03.11.2009

255 Rückübernahmeabkommen mit dem Kosovo bringt Roma in Gefahr

Deutschland will Roma-Flüchtlinge loswerden

Seit dem 1. April 2009 können Roma von Deutschland in den Kosovo abgeschoben werden. Vorher war dies nicht möglich – aus gutem Grund: Ende der 1980er Jahre flohen zehntausende Roma aus dem Kosovo, als sie nach Aufhebung der politischen Autonomie dort Opfer der Diskriminierungen des Regimes Milosevic wurden. Eine zweite Flüchtlingswelle folgte 1999. Diesmal wurden sie nach dem Einmarsch der NATO-Truppen von albanischen Nationalisten vertrieben. Nach Jahren der Repressionen, Vertreibungen, Folter, Entführungen und Morde leben von den ursprünglich rund 150.000 Roma heute nur noch etwa 15.000 im Kosovo.

In Deutschland leben derzeit rund 35.000 Roma-Flüchtlinge aus dem Kosovo, davon 11.500 ohne gesicherten Aufenthalt. Sie alle sind nun von der Abschiebung bedroht, weil die Ausländerbehörden davon ausgehen, dass sich die Lage im Kosovo – trotz gegensätzlicher Erkenntnisse vieler Nichtregierungsorganisationen und Beobachter – stabilisiert hat und alle Flüchtlinge schrittweise auch zwangsweise zurückgeführt werden können.

Zurzeit fehlen im Kosovo die notwendigen Rahmenbedingungen für eine Rückkehr in Sicherheit und Würde. Die Arbeitslosigkeit unter den Roma liegt bei nahezu 100 Prozent (unter der albanischen Mehrheitsbevölkerung liegt sie bei 43 Prozent). Die grundlegenden Menschenrechte der Roma in den Bereichen Arbeit, Bildung, Gesundheits- und Wohnungswesen sowie Sozialleistungen können für Roma nicht garantiert werden – obwohl sich die kosovarische Regierung verpflichtet hat, die Europäische Menschenrechtskonvention kraft Verfassung in der Republik Kosovo anzuwenden. So bleiben Roma im Kosovo bis heute ausgegrenzt und diskriminiert.

Die 75 Dörfer und Stadtteile der Roma im Kosovo wurden während des Kosovo-Krieges vollständig zerstört, genau wie 14.500 zuvor von den Albanern geplünderte Häuser. Nur etwa 500 von diesen wurden bislang wieder aufgebaut. Zudem verfügen viele Roma über keinerlei Eigentumspapiere, sodass sie ihre Grundstücke nicht zurückerhalten. Auch dort, wo die wieder aufgebauten und intakten Häuser stehen, fehlt es an der benötigten Infrastruktur.

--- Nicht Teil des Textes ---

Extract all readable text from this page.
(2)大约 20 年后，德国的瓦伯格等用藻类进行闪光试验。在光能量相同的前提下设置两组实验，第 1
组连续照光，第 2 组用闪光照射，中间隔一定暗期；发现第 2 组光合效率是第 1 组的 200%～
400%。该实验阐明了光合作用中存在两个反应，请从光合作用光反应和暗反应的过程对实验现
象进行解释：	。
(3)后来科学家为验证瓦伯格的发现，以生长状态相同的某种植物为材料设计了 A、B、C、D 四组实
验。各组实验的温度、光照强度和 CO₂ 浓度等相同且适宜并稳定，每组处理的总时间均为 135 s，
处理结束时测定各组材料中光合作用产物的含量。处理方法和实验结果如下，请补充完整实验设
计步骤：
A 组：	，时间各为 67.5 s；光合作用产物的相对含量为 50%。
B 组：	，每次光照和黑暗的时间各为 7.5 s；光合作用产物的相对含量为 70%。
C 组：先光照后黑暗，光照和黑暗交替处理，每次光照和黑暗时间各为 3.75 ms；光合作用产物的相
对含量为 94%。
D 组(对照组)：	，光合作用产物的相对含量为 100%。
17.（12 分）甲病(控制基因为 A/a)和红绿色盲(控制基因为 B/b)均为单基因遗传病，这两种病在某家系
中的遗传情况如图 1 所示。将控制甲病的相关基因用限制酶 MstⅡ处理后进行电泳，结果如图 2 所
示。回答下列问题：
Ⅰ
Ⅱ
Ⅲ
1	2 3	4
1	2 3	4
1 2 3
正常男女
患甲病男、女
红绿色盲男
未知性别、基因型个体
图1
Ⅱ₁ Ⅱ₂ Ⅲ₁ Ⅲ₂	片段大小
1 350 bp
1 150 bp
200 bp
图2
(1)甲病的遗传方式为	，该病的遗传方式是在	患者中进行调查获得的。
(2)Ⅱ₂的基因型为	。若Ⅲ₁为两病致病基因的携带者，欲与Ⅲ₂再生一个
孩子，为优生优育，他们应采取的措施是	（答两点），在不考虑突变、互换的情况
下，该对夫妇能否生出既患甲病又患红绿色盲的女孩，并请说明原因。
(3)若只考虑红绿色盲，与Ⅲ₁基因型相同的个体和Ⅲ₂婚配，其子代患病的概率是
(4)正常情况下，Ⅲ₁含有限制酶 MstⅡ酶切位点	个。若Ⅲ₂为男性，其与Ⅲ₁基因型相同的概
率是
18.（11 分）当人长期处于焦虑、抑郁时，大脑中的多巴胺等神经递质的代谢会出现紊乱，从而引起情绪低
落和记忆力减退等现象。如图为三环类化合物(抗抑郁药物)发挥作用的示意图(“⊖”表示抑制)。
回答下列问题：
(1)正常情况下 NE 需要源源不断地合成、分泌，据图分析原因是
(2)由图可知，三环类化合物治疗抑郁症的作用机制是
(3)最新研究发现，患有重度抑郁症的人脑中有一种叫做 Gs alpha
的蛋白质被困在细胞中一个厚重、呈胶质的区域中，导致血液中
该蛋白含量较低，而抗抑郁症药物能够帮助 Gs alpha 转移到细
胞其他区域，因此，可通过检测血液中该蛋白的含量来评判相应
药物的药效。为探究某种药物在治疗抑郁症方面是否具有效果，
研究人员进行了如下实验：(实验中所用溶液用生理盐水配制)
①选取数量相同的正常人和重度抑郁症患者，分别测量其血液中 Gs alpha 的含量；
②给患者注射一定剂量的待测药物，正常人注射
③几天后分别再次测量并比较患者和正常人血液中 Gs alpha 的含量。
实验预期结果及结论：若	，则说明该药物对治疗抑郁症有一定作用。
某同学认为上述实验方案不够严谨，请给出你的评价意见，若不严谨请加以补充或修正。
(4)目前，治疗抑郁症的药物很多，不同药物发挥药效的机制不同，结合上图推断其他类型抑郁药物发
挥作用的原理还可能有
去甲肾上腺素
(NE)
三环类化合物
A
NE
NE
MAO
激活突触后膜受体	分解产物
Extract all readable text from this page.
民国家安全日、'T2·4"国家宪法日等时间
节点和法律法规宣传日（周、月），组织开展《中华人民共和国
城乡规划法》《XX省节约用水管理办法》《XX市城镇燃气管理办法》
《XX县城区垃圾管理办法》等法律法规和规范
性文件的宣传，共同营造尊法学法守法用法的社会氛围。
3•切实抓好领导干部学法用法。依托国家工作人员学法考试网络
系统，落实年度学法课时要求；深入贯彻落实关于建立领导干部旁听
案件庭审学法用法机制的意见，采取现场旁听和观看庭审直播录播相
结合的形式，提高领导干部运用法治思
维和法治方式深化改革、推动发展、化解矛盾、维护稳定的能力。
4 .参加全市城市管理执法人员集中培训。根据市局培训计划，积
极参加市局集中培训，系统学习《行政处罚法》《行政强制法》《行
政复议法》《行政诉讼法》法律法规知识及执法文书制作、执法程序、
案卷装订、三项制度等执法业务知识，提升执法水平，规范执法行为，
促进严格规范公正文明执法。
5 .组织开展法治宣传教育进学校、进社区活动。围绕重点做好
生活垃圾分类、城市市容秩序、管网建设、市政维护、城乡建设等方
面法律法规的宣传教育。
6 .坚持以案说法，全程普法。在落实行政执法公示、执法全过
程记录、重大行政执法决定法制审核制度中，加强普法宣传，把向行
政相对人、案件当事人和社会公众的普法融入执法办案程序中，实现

Außerdem mangelt es an Transportmöglichkeiten für Roma-Kinder, ihre medizinische Versorgung ist katastrophal.

Seit 1999 müssen in den Flüchtlingslagern in Nord-Mitrovica/Mitrovicë die Angehörigen der Roma und Aschkali – unter ihnen 200 Kinder unter zehn Jahren – ausharren, nachdem sie im selben Jahr im Zuge des Kosovo-Krieges aus ihren Häusern im Süden von Mitrovica/Mitrovicë vertrieben wurden. Die Lager befinden sich auf dem Gebiet einer Bleischmelzanlage, die von der "Trepca Mines Company" betrieben wurde. Im Gebiet um die Lager gibt es immer noch hohe Konzentrationen von Blei und anderen Schwermetallen im Boden und in der Luft, sodass alle Lagerbewohner seit Jahren einer sehr hohen Schadstoffbelastung ausgesetzt waren und inzwischen an Bleivergiftung leiden. (Im Lager "Osterode halten sich zurzeit noch 110 Familien und im Lager Cesmin Lug 46 Familien). Walter Kaelin, Vertreter des UN-Generalsekretärs für die Menschenrechte von Binnenflüchtlingen forderte nach seinem Besuch in den Lagern im Juni 2009 eine sofortige Verbesserung der Lage: "Wir dürfen nicht aus politischen Gründen mit dem Leben und Gesundheit dieser kranken Kinder spielen".

Vor diesem Hintergrund sah sich die kosovarische Regierung bis vor kurzem nicht in der Lage, zwangsausgewiesene Roma in die instabile Gesellschaft ihres Landes aufzunehmen. Denn auch die Hilfsprogramme deutscher Organisationen, die die Rückführungen der Flüchtlinge ermöglichen sollen, sind ebenso wenig wie die Projekte des Bundesministeriums für Migration und Flüchtlinge (BAMF) in der Lage, eine große Anzahl der Rückkehrer zu reintegrieren.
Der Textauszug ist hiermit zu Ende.